Often we are told that our business is to improve outcomes for learners- and to some degree this is true.
We are also told to fix the ills of society (teenage pregnancy, environmental destruction, financial woes, crime, racism, bullying,religious intolerance and hatred) and while schooling can't actually 'fix' these things it does have a part to play.
Usually these expectations come on schools when society is failing in some way or another or when a group wants to exploit schooling for some other agenda.
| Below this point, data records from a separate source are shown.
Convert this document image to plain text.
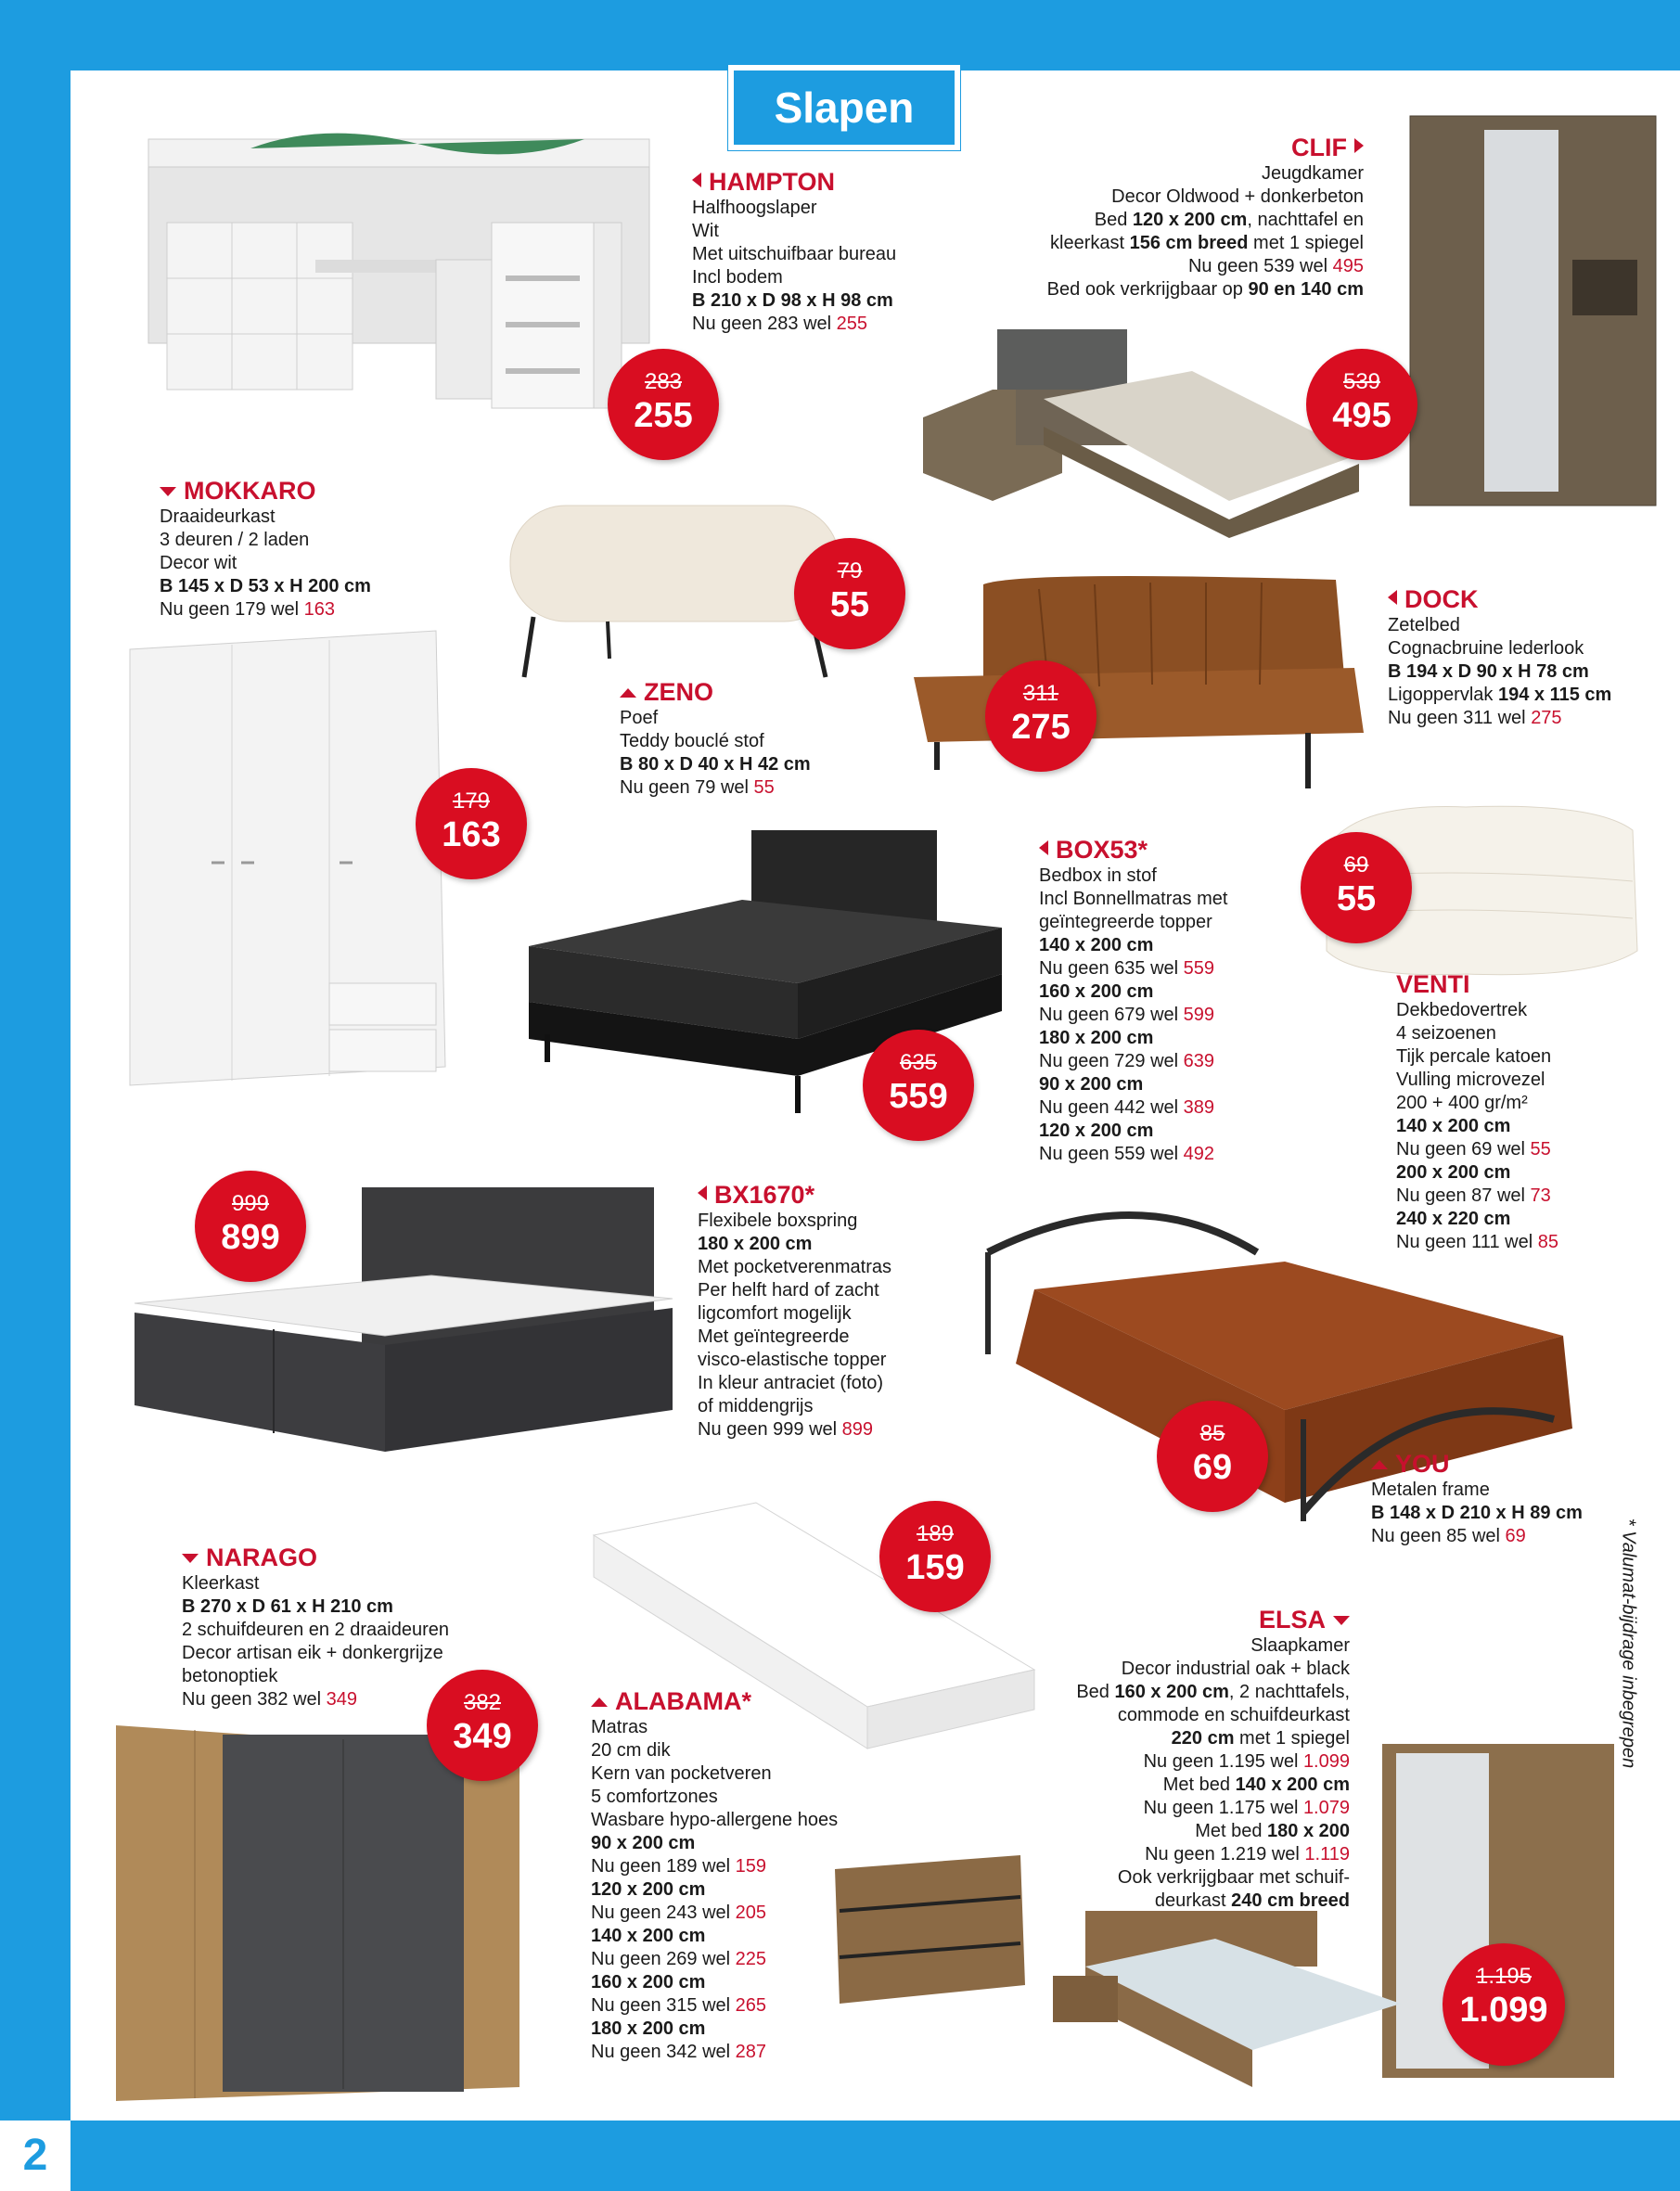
2
Slapen
HAMPTON
Halfhoogslaper
Wit
Met uitschuifbaar bureau
Incl bodem
B 210 x D 98 x H 98 cm
Nu geen 283 wel 255
283
255
CLIF
Jeugdkamer
Decor Oldwood + donkerbeton
Bed 120 x 200 cm, nachttafel en
kleerkast 156 cm breed met 1 spiegel
Nu geen 539 wel 495
Bed ook verkrijgbaar op 90 en 140 cm
539
495
MOKKARO
Draaideurkast
3 deuren / 2 laden
Decor wit
B 145 x D 53 x H 200 cm
Nu geen 179 wel 163
179
163
ZENO
Poef
Teddy bouclé stof
B 80 x D 40 x H 42 cm
Nu geen 79 wel 55
79
55	DOCK
Zetelbed
Cognacbruine lederlook
B 194 x D 90 x H 78 cm
Ligoppervlak 194 x 115 cm
Nu geen 311 wel 275
311
275
BOX53*
Bedbox in stof
Incl Bonnellmatras met
geïntegreerde topper
140 x 200 cm
Nu geen 635 wel 559
160 x 200 cm
Nu geen 679 wel 599
180 x 200 cm
Nu geen 729 wel 639
90 x 200 cm
Nu geen 442 wel 389
120 x 200 cm
Nu geen 559 wel 492
635
559
VENTI
Dekbedovertrek
4 seizoenen
Tijk percale katoen
Vulling microvezel
200 + 400 gr/m²
140 x 200 cm
Nu geen 69 wel 55
200 x 200 cm
Nu geen 87 wel 73
240 x 220 cm
Nu geen 111 wel 85
69
55
BX1670*
Flexibele boxspring
180 x 200 cm
Met pocketverenmatras
Per helft hard of zacht
ligcomfort mogelijk
Met geïntegreerde
visco-elastische topper
In kleur antraciet (foto)
of middengrijs
Nu geen 999 wel 899
999
899
YOU
Metalen frame
B 148 x D 210 x H 89 cm
Nu geen 85 wel 69
85
69
NARAGO
Kleerkast
B 270 x D 61 x H 210 cm
2 schuifdeuren en 2 draaideuren
Decor artisan eik + donkergrijze
betonoptiek
Nu geen 382 wel 349	382
349
ALABAMA*
Matras
20 cm dik
Kern van pocketveren
5 comfortzones
Wasbare hypo-allergene hoes
90 x 200 cm
Nu geen 189 wel 159
120 x 200 cm
Nu geen 243 wel 205
140 x 200 cm
Nu geen 269 wel 225
160 x 200 cm
Nu geen 315 wel 265
180 x 200 cm
Nu geen 342 wel 287
189
159
ELSA
Slaapkamer
Decor industrial oak + black
Bed 160 x 200 cm, 2 nachttafels,
commode en schuifdeurkast
220 cm met 1 spiegel
Nu geen 1.195 wel 1.099
Met bed 140 x 200 cm
Nu geen 1.175 wel 1.079
Met bed 180 x 200
Nu geen 1.219 wel 1.119
Ook verkrijgbaar met schuif-
deurkast 240 cm breed
1.195
1.099
* Valumat-bijdrage inbegrepen
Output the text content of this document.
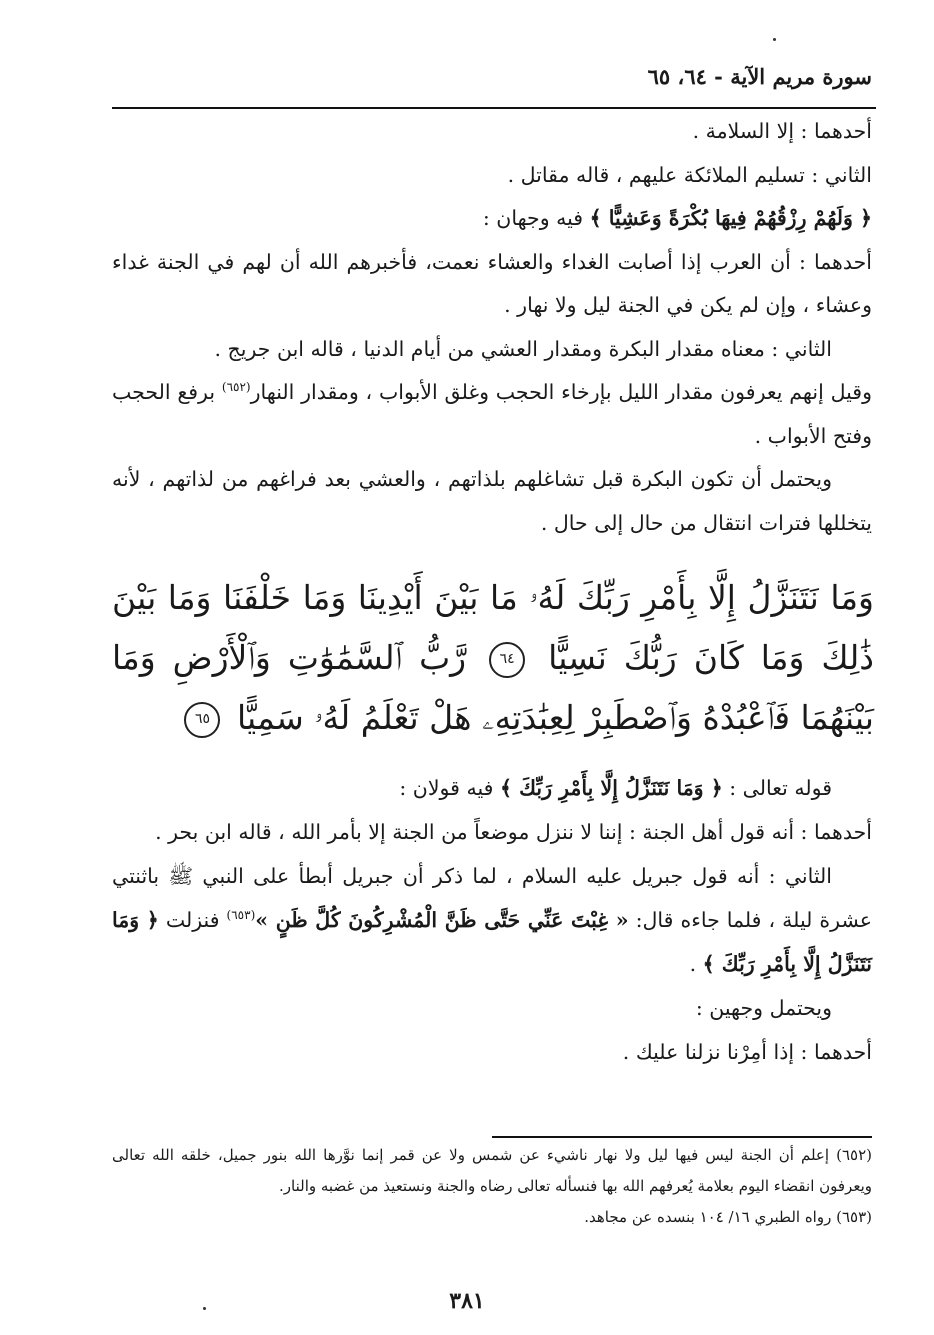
سورة مريم الآية - ٦٤، ٦٥

أحدهما : إلا السلامة .

الثاني : تسليم الملائكة عليهم ، قاله مقاتل .

﴿ وَلَهُمْ رِزْقُهُمْ فِيهَا بُكْرَةً وَعَشِيًّا ﴾ فيه وجهان :

أحدهما : أن العرب إذا أصابت الغداء والعشاء نعمت، فأخبرهم الله أن لهم في الجنة غداء وعشاء ، وإن لم يكن في الجنة ليل ولا نهار .

الثاني : معناه مقدار البكرة ومقدار العشي من أيام الدنيا ، قاله ابن جريج .

وقيل إنهم يعرفون مقدار الليل بإرخاء الحجب وغلق الأبواب ، ومقدار النهار$^{(٦٥٢)}$ برفع الحجب وفتح الأبواب .

ويحتمل أن تكون البكرة قبل تشاغلهم بلذاتهم ، والعشي بعد فراغهم من لذاتهم ، لأنه يتخللها فترات انتقال من حال إلى حال .

وَمَا نَتَنَزَّلُ إِلَّا بِأَمْرِ رَبِّكَ لَهُۥ مَا بَيْنَ أَيْدِينَا وَمَا خَلْفَنَا وَمَا بَيْنَ ذَٰلِكَ وَمَا كَانَ رَبُّكَ نَسِيًّا ٦٤ رَّبُّ ٱلسَّمَٰوَٰتِ وَٱلْأَرْضِ وَمَا بَيْنَهُمَا فَٱعْبُدْهُ وَٱصْطَبِرْ لِعِبَٰدَتِهِۦ هَلْ تَعْلَمُ لَهُۥ سَمِيًّا ٦٥

قوله تعالى : ﴿ وَمَا نَتَنَزَّلُ إِلَّا بِأَمْرِ رَبِّكَ ﴾ فيه قولان :

أحدهما : أنه قول أهل الجنة : إننا لا ننزل موضعاً من الجنة إلا بأمر الله ، قاله ابن بحر .

الثاني : أنه قول جبريل عليه السلام ، لما ذكر أن جبريل أبطأ على النبي ﷺ باثنتي عشرة ليلة ، فلما جاءه قال: « غِبْتَ عَنِّي حَتَّى ظَنَّ الْمُشْرِكُونَ كُلَّ ظَنٍ »$^{(٦٥٣)}$ فنزلت ﴿ وَمَا نَتَنَزَّلُ إِلَّا بِأَمْرِ رَبِّكَ ﴾ .

ويحتمل وجهين :

أحدهما : إذا أمِرْنا نزلنا عليك .

(٦٥٢) إعلم أن الجنة ليس فيها ليل ولا نهار ناشيء عن شمس ولا عن قمر إنما نوَّرها الله بنور جميل، خلقه الله تعالى ويعرفون انقضاء اليوم بعلامة يُعرفهم الله بها فنسأله تعالى رضاه والجنة ونستعيذ من غضبه والنار.

(٦٥٣) رواه الطبري ١٦/ ١٠٤ بنسده عن مجاهد.

٣٨١
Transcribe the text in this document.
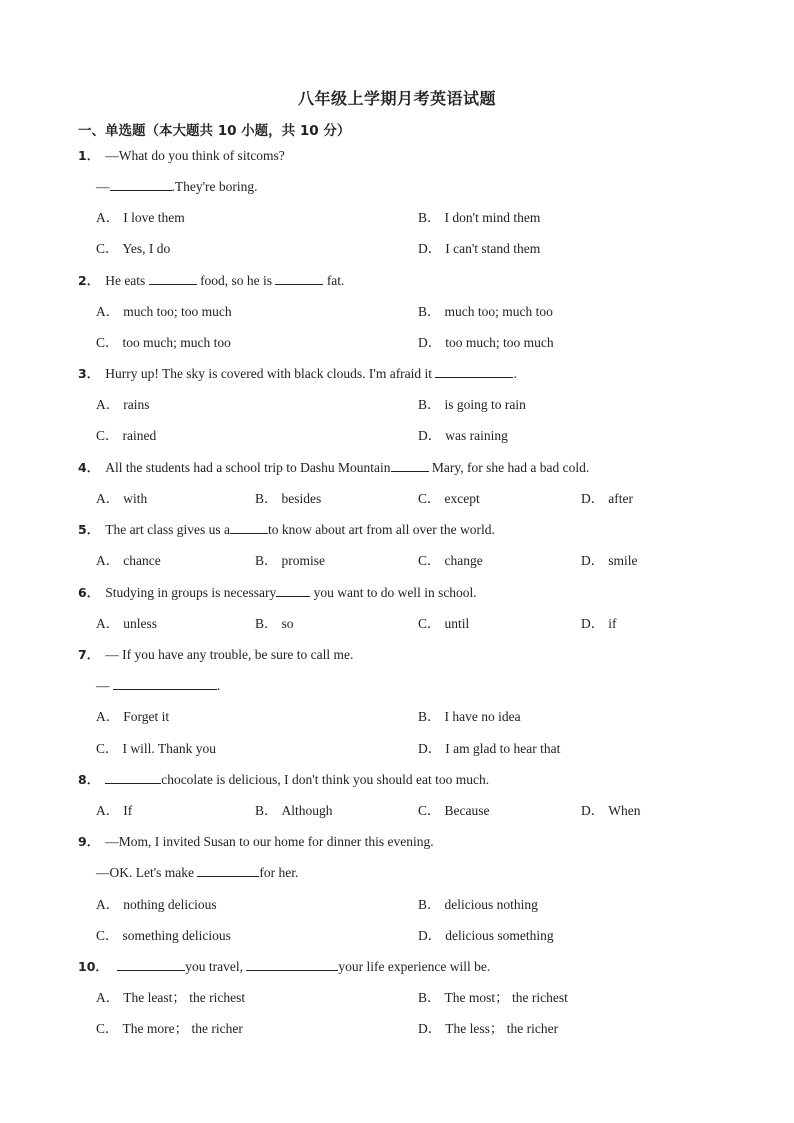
八年级上学期月考英语试题
一、单选题（本大题共 10 小题，共 10 分）
1． —What do you think of sitcoms?
—	.They're boring.
A． I love them	B． I don't mind them
C． Yes, I do	D． I can't stand them
2． He eats	food, so he is	fat.
A． much too; too much	B． much too; much too
C． too much; much too	D． too much; too much
3． Hurry up! The sky is covered with black clouds. I'm afraid it	.
A． rains	B． is going to rain
C． rained	D． was raining
4． All the students had a school trip to Dashu Mountain	Mary, for she had a bad cold.
A． with	B． besides	C． except	D． after
5． The art class gives us a	to know about art from all over the world.
A． chance	B． promise	C． change	D． smile
6． Studying in groups is necessary	you want to do well in school.
A． unless	B． so	C． until	D． if
7． — If you have any trouble, be sure to call me.
—	.
A． Forget it	B． I have no idea
C． I will. Thank you	D． I am glad to hear that
8．	chocolate is delicious, I don't think you should eat too much.
A． If	B． Although	C． Because	D． When
9． —Mom, I invited Susan to our home for dinner this evening.
—OK. Let's make	for her.
A． nothing delicious	B． delicious nothing
C． something delicious	D． delicious something
10．	you travel,	your life experience will be.
A． The least； the richest	B． The most； the richest
C． The more； the richer	D． The less； the richer
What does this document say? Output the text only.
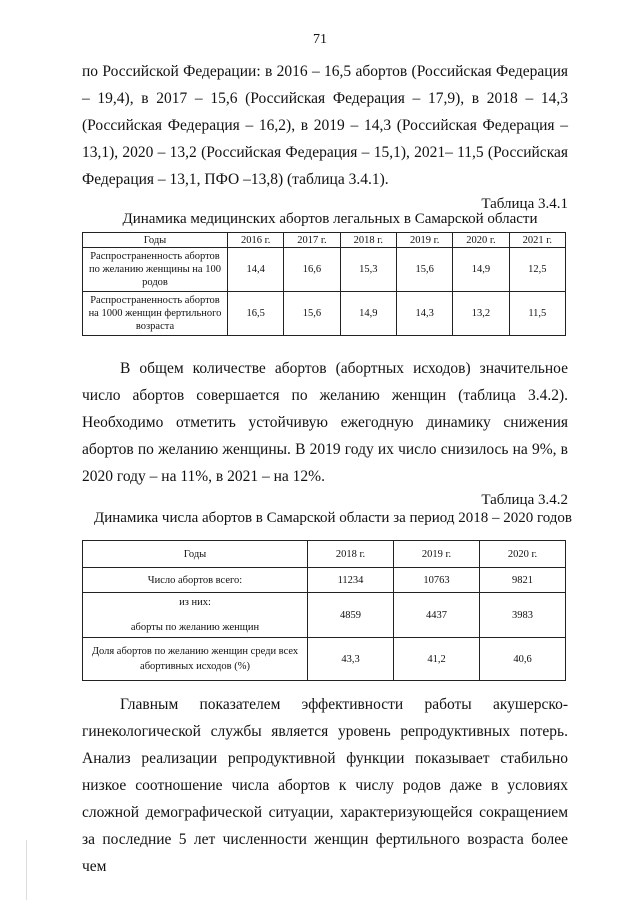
71

по Российской Федерации: в 2016 – 16,5 абортов (Российская Федерация – 19,4), в 2017 – 15,6 (Российская Федерация – 17,9), в 2018 – 14,3 (Российская Федерация – 16,2), в 2019 – 14,3 (Российская Федерация – 13,1), 2020 – 13,2 (Российская Федерация – 15,1), 2021– 11,5 (Российская Федерация – 13,1, ПФО –13,8) (таблица 3.4.1).

Таблица 3.4.1
Динамика медицинских абортов легальных в Самарской области
Годы	2016 г.	2017 г.	2018 г.	2019 г.	2020 г.	2021 г.
Распространенность абортов по желанию женщины на 100 родов	14,4	16,6	15,3	15,6	14,9	12,5
Распространенность абортов на 1000 женщин фертильного возраста	16,5	15,6	14,9	14,3	13,2	11,5

В общем количестве абортов (абортных исходов) значительное число абортов совершается по желанию женщин (таблица 3.4.2). Необходимо отметить устойчивую ежегодную динамику снижения абортов по желанию женщины. В 2019 году их число снизилось на 9%, в 2020 году – на 11%, в 2021 – на 12%.

Таблица 3.4.2
Динамика числа абортов в Самарской области за период 2018 – 2020 годов
Годы	2018 г.	2019 г.	2020 г.
Число абортов всего:	11234	10763	9821

из них:
аборты по желанию женщин	4859	4437	3983
Доля абортов по желанию женщин среди всех абортивных исходов (%)	43,3	41,2	40,6

Главным показателем эффективности работы акушерско-гинекологической службы является уровень репродуктивных потерь. Анализ реализации репродуктивной функции показывает стабильно низкое соотношение числа абортов к числу родов даже в условиях сложной демографической ситуации, характеризующейся сокращением за последние 5 лет численности женщин фертильного возраста более чем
Our vision is for young people:
- who will be creative, energetic, and enterprising
- who will seize the opportunities offered by new knowledge and technologies to secure a sustainable social, cultural, economic, and environmental future for our country
- who will work to create an Aotearoa New Zealand in which Māori and Pākehā recognise each other as full Treaty partners, and in which all cultures are valued for the contributions they bring
- who, in their school years, will continue to develop the values, knowledge, and competencies that will enable them to live full and satisfying lives
- who will be confident, connected, actively involved, and lifelong learners.
It is perhaps the last bullet point that is most compelling. If we as a nation are to succeed (and I don't just mean economically) we need individuals who are lifelong learners. Herein lies the challenge of schooling. How do we create/enable/encourage "
confident, connected, actively involved, and lifelong learners".I believe that
Schlechty sums it up beautifully below:
The business of schools is to produce learning that is so compelling that students persist when
they experience difficulties and that is so challenging that students have a sense of
accomplishment, of satisfaction- indeed of delight, when they successfully accomplish the task
assigned (leaning)
so...
The job of the teacher is to make learning so compelling that young people find it more satisfying
to learn than to attend to any one of a score of competing possibilities”
Phil Schlechty in H Lynn Erickson “Concept based Curriculum and Instruction” pg viii 2002
So our challenge/ my challenge to schools is to unpack how we might make learning "so compelling" that all else falls aside. All inappropriate behaviour, all distractions, all texting....
Our challenge (and I understand that it is a big challenge) is to engage children and through exciting/ challenging/ motivational/difficult learning.
I believe we can achieve the vision in the New Zealand Curriculum rather than that which is dolled out in truck loads every time there is a problem in society (or an election). I also believe that this is a far more exciting challenge than any National Standard or Ministry imposed "3R" challenge.